Better Bounds for the Distributed Experts Problem
This work addresses communication efficiency in distributed learning for experts across servers, offering incremental improvements over existing methods.
The paper tackles the distributed experts problem by developing a protocol that achieves regret roughly R ≳ 1/(√T·poly log(nsT)) with communication complexity O((n/R² + s/R²)·max(s¹⁻²/ᵖ,1)·poly log(nsT)) bits, improving on prior bounds.

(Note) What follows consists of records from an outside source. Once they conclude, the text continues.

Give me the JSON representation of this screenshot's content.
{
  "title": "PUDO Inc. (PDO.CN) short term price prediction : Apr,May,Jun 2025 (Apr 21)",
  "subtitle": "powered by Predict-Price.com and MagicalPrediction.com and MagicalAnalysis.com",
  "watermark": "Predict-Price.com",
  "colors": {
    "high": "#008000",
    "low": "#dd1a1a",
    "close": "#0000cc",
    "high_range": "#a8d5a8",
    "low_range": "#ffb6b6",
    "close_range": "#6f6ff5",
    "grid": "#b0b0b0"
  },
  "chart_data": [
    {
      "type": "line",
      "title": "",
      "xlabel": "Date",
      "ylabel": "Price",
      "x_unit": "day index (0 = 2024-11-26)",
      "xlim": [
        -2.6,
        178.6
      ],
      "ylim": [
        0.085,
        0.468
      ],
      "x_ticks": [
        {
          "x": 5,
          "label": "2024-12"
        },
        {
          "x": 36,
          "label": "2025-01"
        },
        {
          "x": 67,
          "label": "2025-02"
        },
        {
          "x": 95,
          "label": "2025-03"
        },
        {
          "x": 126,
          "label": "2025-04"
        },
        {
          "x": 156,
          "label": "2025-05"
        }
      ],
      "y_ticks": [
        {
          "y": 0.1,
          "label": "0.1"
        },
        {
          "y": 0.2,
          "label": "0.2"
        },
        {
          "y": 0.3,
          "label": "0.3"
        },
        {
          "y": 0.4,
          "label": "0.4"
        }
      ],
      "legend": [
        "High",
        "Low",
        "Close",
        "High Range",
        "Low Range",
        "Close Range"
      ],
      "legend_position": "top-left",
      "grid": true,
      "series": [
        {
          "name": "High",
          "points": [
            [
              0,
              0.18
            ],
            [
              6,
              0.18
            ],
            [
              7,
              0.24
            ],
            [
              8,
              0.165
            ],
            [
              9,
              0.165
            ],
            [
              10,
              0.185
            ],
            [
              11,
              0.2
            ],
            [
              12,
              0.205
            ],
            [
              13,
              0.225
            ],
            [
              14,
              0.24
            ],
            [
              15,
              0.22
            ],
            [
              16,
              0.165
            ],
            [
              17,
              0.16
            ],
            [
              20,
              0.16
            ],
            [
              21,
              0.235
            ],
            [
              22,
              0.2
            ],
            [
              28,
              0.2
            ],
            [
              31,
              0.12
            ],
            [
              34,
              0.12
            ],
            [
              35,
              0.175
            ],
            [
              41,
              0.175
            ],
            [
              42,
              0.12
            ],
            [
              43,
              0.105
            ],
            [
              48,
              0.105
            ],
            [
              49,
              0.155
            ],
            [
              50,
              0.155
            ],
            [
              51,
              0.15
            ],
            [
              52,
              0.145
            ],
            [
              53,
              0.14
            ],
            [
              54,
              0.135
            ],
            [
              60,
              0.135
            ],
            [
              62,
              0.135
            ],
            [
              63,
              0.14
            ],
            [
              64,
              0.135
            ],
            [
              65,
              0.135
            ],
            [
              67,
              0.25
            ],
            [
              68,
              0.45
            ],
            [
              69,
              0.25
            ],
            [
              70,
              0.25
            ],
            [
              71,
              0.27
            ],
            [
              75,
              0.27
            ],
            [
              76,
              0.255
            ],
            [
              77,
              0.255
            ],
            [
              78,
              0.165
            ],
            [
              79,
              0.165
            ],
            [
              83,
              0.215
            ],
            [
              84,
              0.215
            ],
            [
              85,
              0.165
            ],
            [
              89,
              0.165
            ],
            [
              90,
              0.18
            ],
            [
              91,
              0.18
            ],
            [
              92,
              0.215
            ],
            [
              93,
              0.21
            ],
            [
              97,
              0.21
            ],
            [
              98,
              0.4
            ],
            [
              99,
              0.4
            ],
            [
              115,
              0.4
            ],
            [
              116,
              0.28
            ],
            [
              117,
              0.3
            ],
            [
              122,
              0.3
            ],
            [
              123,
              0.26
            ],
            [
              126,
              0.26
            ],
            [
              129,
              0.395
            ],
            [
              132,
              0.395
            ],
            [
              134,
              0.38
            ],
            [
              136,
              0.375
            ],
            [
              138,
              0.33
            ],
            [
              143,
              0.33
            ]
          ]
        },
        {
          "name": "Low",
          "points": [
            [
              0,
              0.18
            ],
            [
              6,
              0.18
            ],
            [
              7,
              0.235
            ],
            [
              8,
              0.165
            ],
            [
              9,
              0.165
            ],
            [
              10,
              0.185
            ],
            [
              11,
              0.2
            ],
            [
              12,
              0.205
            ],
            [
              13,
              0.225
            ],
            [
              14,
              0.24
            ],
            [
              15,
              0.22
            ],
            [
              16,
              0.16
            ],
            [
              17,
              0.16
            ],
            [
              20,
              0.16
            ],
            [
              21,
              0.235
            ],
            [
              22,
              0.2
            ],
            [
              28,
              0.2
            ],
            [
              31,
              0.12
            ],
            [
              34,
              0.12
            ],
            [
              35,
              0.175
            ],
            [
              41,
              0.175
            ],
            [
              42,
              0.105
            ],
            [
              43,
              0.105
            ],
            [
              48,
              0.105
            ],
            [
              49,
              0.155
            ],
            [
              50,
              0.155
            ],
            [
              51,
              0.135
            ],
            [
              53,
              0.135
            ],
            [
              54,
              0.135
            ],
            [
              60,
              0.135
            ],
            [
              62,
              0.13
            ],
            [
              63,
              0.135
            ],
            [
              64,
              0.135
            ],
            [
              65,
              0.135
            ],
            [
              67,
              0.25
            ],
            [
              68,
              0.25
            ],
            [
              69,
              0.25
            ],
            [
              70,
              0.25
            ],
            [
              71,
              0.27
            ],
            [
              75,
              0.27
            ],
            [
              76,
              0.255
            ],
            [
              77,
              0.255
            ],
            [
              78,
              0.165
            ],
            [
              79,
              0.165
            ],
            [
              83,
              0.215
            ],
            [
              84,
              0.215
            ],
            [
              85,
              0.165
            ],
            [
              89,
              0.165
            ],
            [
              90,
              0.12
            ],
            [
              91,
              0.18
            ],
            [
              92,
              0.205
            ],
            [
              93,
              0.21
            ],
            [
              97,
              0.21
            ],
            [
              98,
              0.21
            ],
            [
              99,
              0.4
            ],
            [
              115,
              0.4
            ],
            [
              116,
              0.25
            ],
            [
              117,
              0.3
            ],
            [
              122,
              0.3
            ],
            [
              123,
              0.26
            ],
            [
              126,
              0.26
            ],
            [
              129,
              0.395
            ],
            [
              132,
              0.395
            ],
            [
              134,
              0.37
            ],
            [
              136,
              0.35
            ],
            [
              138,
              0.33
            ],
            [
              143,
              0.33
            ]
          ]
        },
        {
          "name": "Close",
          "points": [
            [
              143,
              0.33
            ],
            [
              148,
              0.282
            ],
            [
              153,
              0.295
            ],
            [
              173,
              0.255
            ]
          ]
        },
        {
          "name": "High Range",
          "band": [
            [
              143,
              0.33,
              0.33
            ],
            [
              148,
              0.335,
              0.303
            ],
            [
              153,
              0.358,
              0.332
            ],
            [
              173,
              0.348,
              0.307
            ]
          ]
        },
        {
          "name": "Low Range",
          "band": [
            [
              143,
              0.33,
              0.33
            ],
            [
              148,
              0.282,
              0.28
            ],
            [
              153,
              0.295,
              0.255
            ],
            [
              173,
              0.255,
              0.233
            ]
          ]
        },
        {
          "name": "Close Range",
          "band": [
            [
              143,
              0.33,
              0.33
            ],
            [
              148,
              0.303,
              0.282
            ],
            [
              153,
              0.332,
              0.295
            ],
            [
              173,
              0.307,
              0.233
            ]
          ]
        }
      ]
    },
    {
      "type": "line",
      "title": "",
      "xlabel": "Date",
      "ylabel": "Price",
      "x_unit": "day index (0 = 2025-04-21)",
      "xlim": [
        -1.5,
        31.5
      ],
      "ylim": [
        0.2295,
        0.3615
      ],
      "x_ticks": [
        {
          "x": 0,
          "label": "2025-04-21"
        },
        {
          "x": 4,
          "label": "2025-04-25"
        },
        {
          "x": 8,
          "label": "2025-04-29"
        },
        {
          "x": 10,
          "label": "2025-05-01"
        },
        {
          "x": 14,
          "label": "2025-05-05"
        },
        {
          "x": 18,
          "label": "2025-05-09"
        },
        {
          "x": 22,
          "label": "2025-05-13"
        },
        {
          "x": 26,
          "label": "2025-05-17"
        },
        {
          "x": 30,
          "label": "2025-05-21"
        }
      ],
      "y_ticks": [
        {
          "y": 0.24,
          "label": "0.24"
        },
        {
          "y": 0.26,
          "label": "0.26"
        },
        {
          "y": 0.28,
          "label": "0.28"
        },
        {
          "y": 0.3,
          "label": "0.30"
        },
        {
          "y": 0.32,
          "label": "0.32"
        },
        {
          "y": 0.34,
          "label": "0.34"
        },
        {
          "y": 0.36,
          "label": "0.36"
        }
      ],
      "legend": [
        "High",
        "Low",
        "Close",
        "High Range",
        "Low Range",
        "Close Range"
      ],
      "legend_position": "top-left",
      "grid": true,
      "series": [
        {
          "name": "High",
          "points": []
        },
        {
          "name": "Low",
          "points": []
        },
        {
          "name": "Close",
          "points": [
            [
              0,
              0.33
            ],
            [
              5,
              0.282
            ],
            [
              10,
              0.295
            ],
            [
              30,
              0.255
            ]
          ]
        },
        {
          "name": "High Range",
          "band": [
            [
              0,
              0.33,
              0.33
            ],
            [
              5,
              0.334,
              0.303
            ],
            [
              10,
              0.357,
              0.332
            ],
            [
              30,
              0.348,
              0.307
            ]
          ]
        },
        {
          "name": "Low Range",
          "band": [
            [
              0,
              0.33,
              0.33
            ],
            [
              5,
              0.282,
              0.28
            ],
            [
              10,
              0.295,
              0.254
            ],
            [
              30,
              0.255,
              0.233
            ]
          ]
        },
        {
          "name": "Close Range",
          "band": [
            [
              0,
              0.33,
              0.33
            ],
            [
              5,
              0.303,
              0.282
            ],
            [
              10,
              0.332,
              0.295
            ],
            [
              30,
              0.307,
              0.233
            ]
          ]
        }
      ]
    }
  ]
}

In this paper, we study the distributed experts problem, where $n$ experts are distributed across $s$ servers for $T$ timesteps. The loss of each expert at each time $t$ is the $\ell_p$ norm of the vector that consists of the losses of the expert at each of the $s$ servers at time $t$. The goal is to minimize the regret $R$, i.e., the loss of the distributed protocol compared to the loss of the best expert, amortized over the all $T$ times, while using the minimum amount of communication. We give a protocol that achieves regret roughly $R\gtrsim\frac{1}{\sqrt{T}\cdot\text{poly}\log(nsT)}$, using $\mathcal{O}\left(\frac{n}{R^2}+\frac{s}{R^2}\right)\cdot\max(s^{1-2/p},1)\cdot\text{poly}\log(nsT)$ bits of communication, which improves on previous work.